Os organizadores da Marcha da Libertação Queer, reunidos sob a bandeira da Reclaim Pride Coalition, prometem um evento mais abertamente contestatário, contra a comercialização e acomodamento político que afirmam sufocar há anos a marcha oficial. Acusam esta de abandonar as suas raízes enquanto ato de libertação e resistência de minorias oprimidas para se tornar num evento dominado por empresas, que controlam os lugares mais visíveis do desfile e empurram os grupos ativistas de base para a cauda. Propõem em alternativa "uma marcha política do povo — sem faixas de empresas nem polícia". Em 1994, já tinha havido uma marcha alternativa ao Pride, na altura acusado pelos dissidentes de menorizar a crise do VIH.

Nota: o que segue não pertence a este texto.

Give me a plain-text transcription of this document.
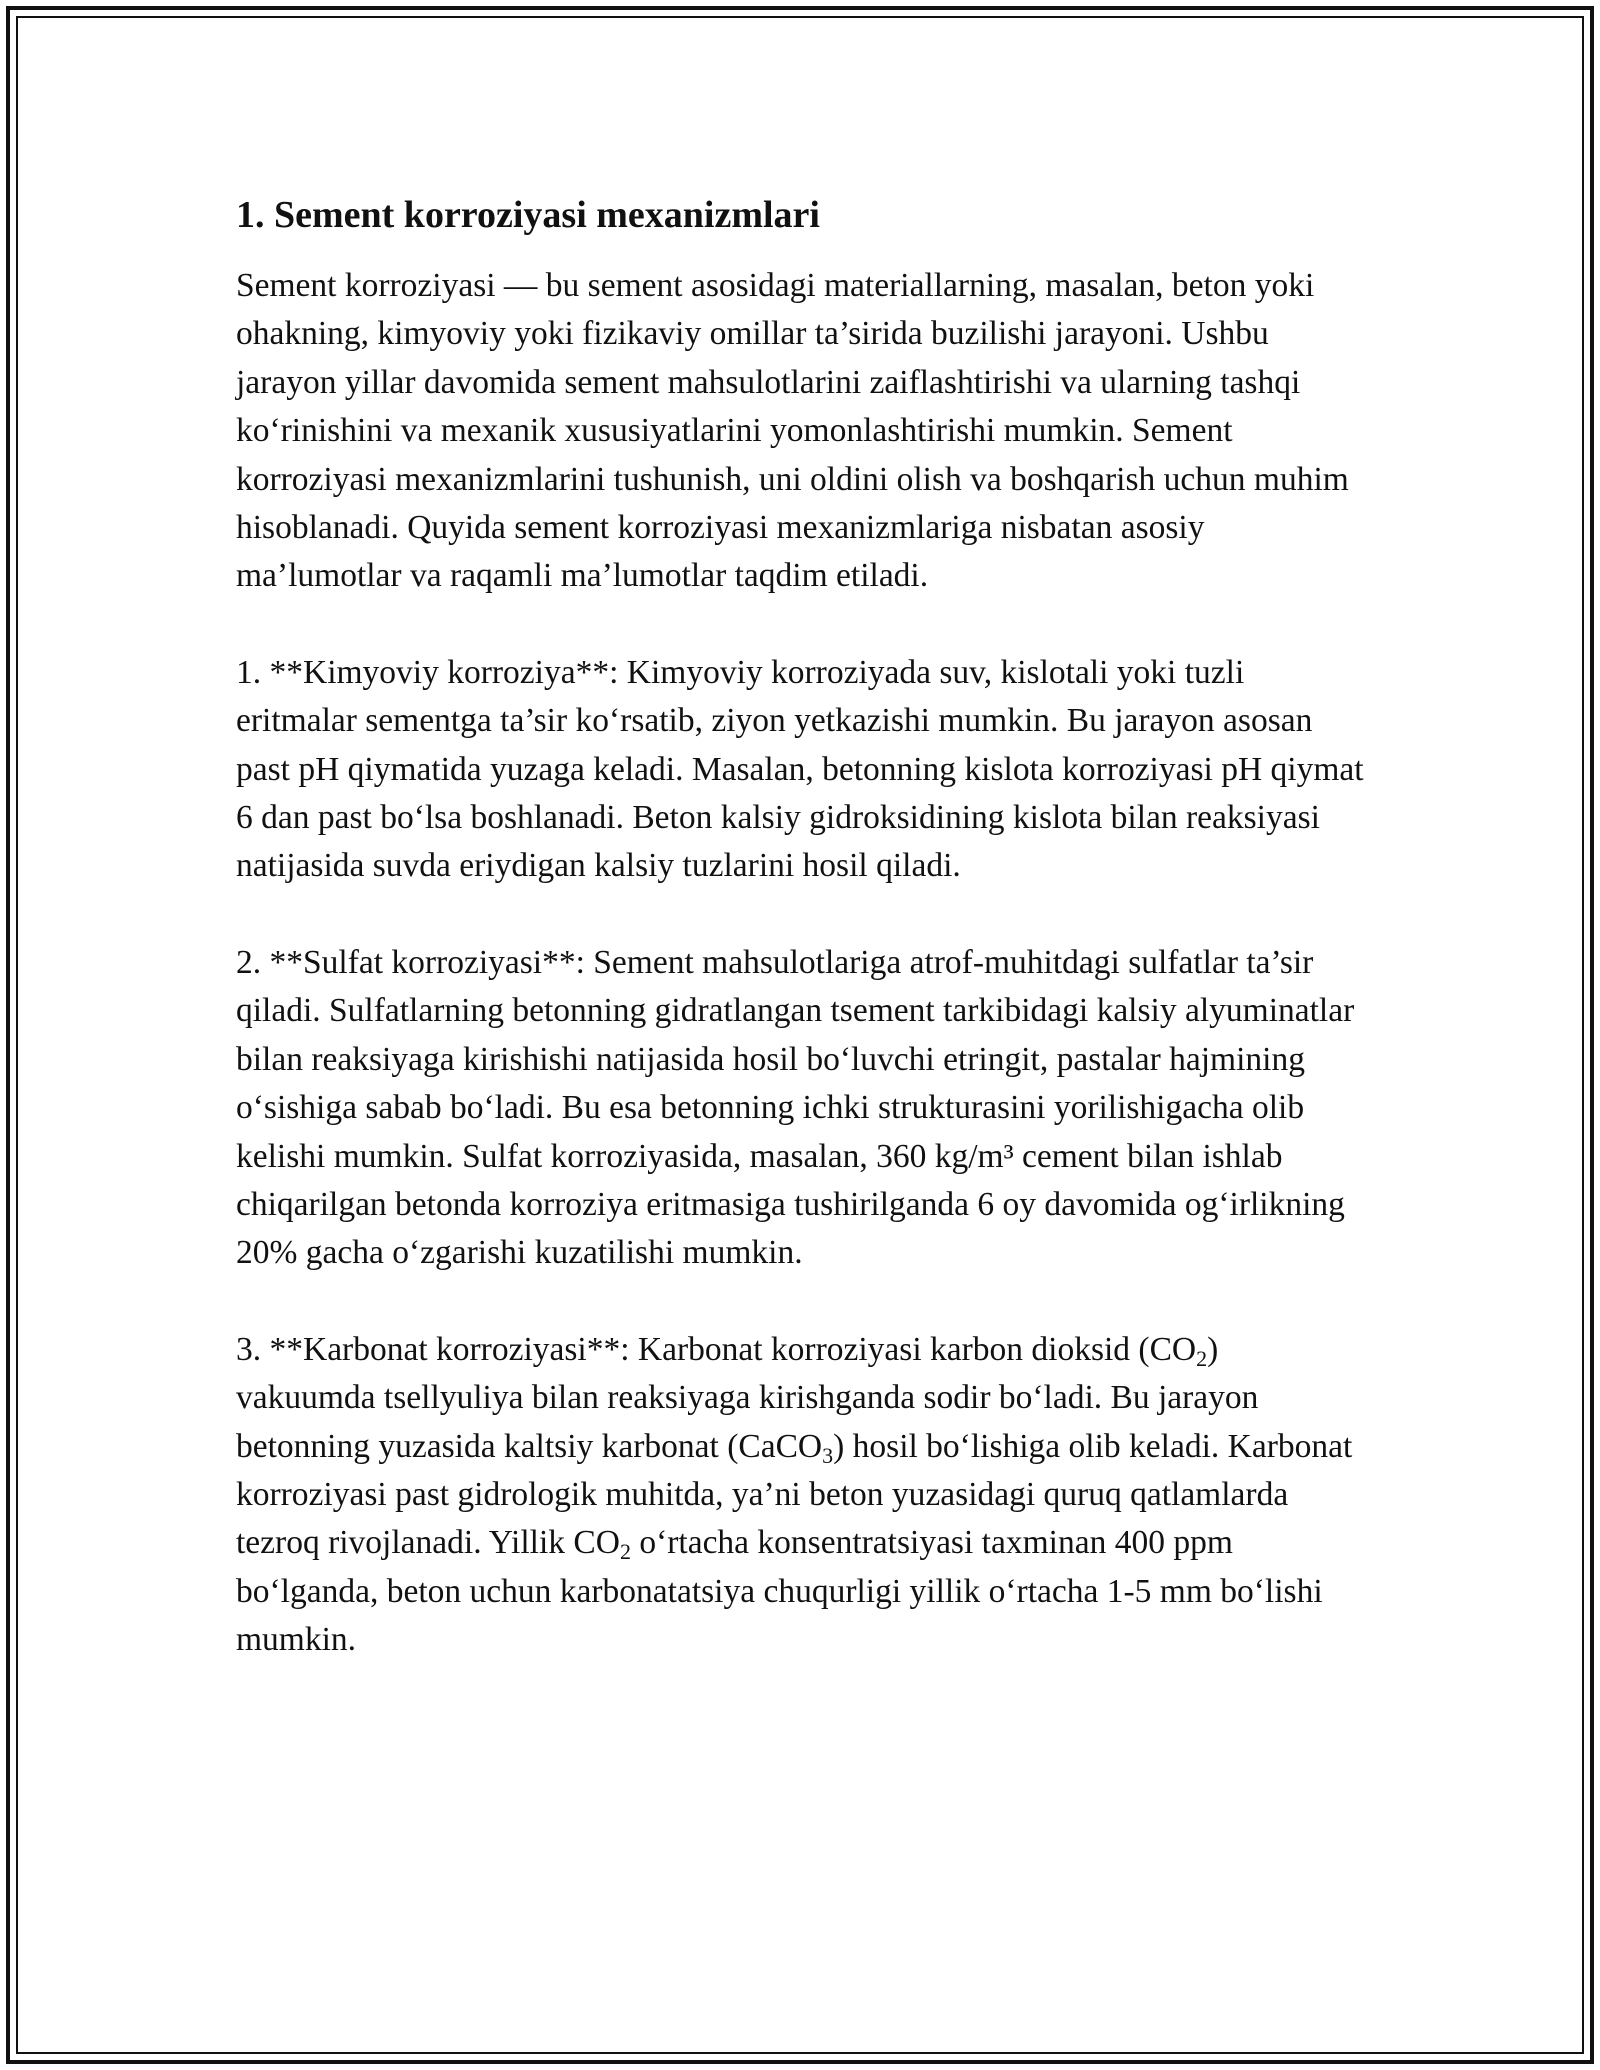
1. Sement korroziyasi mexanizmlari

Sement korroziyasi — bu sement asosidagi materiallarning, masalan, beton yoki ohakning, kimyoviy yoki fizikaviy omillar ta’sirida buzilishi jarayoni. Ushbu jarayon yillar davomida sement mahsulotlarini zaiflashtirishi va ularning tashqi koʻrinishini va mexanik xususiyatlarini yomonlashtirishi mumkin. Sement korroziyasi mexanizmlarini tushunish, uni oldini olish va boshqarish uchun muhim hisoblanadi. Quyida sement korroziyasi mexanizmlariga nisbatan asosiy ma’lumotlar va raqamli ma’lumotlar taqdim etiladi.

1. **Kimyoviy korroziya**: Kimyoviy korroziyada suv, kislotali yoki tuzli eritmalar sementga ta’sir koʻrsatib, ziyon yetkazishi mumkin. Bu jarayon asosan past pH qiymatida yuzaga keladi. Masalan, betonning kislota korroziyasi pH qiymat 6 dan past boʻlsa boshlanadi. Beton kalsiy gidroksidining kislota bilan reaksiyasi natijasida suvda eriydigan kalsiy tuzlarini hosil qiladi.

2. **Sulfat korroziyasi**: Sement mahsulotlariga atrof-muhitdagi sulfatlar ta’sir qiladi. Sulfatlarning betonning gidratlangan tsement tarkibidagi kalsiy alyuminatlar bilan reaksiyaga kirishishi natijasida hosil boʻluvchi etringit, pastalar hajmining oʻsishiga sabab boʻladi. Bu esa betonning ichki strukturasini yorilishigacha olib kelishi mumkin. Sulfat korroziyasida, masalan, 360 kg/m³ cement bilan ishlab chiqarilgan betonda korroziya eritmasiga tushirilganda 6 oy davomida ogʻirlikning 20% gacha oʻzgarishi kuzatilishi mumkin.

3. **Karbonat korroziyasi**: Karbonat korroziyasi karbon dioksid $(CO_2)$ vakuumda tsellyuliya bilan reaksiyaga kirishganda sodir boʻladi. Bu jarayon betonning yuzasida kaltsiy karbonat (CaCO$_3$) hosil boʻlishiga olib keladi. Karbonat korroziyasi past gidrologik muhitda, ya’ni beton yuzasidagi quruq qatlamlarda tezroq rivojlanadi. Yillik $CO_2$ oʻrtacha konsentratsiyasi taxminan 400 ppm boʻlganda, beton uchun karbonatatsiya chuqurligi yillik oʻrtacha 1-5 mm boʻlishi mumkin.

Ann Northrop, uma das organizadoras da marcha alternativa, afirmou à Associated Press que "nas marchas originais, o que interessava era que qualquer pessoa podia entrar, podia sair do passeio e entrar na marcha, e toda a gente era bem vinda. Isso já não acontece". Charles King, da organização Housing Works dedicada ao VIH, afirmou também à AP que em marchas anteriores o seu grupo foi colocado tão atrás que já era noite escura quando terminou de desfilar, e questionou: "Isto é sobre o quê? É sobre a nossa libertação? Ou é só mais um evento comercial, como a parada do Dia de Ação de Graças da Macy's" (marcha organizada desde os anos 20 em Nova Iorque por uma cadeia de grandes armazéns). Os organizadores da Pride contrapõem que os patrocinadores são necessários para sustentar um evento que se tornou enorme, com um orçamento de 12 milhões de dólares, incluindo taxas obrigatórias a pagar à polícia.

Este domingo, 30 de junho, a marcha alternativa parte de manhã do Stonewall Inn, o bar onde tudo começou em 1969, e termina numa concentração no Central Park. Os organizadores contam com cerca de 10 mil pessoas. Por volta do meio-dia, arranca a marcha Pride, que também passará pelo Stonewall Inn e terminará no bairro de Chelsea, tendo ainda uma cerimónia de encerramento na Times Square. Para além das centenas de milhares de pessoas esperadas, conta com 677 grupos, que têm de se registar com meses de antecedência, entre eles patrocinadores como a T-Mobile, Mastercard ou a Delta Air Lines. Os horários permitem participar nas duas marchas a quem o deseje. Este ano Nova Iorque é também pela primeira vez o local do WorldPride, evento internacional LGBT associado aos interesses empresariais.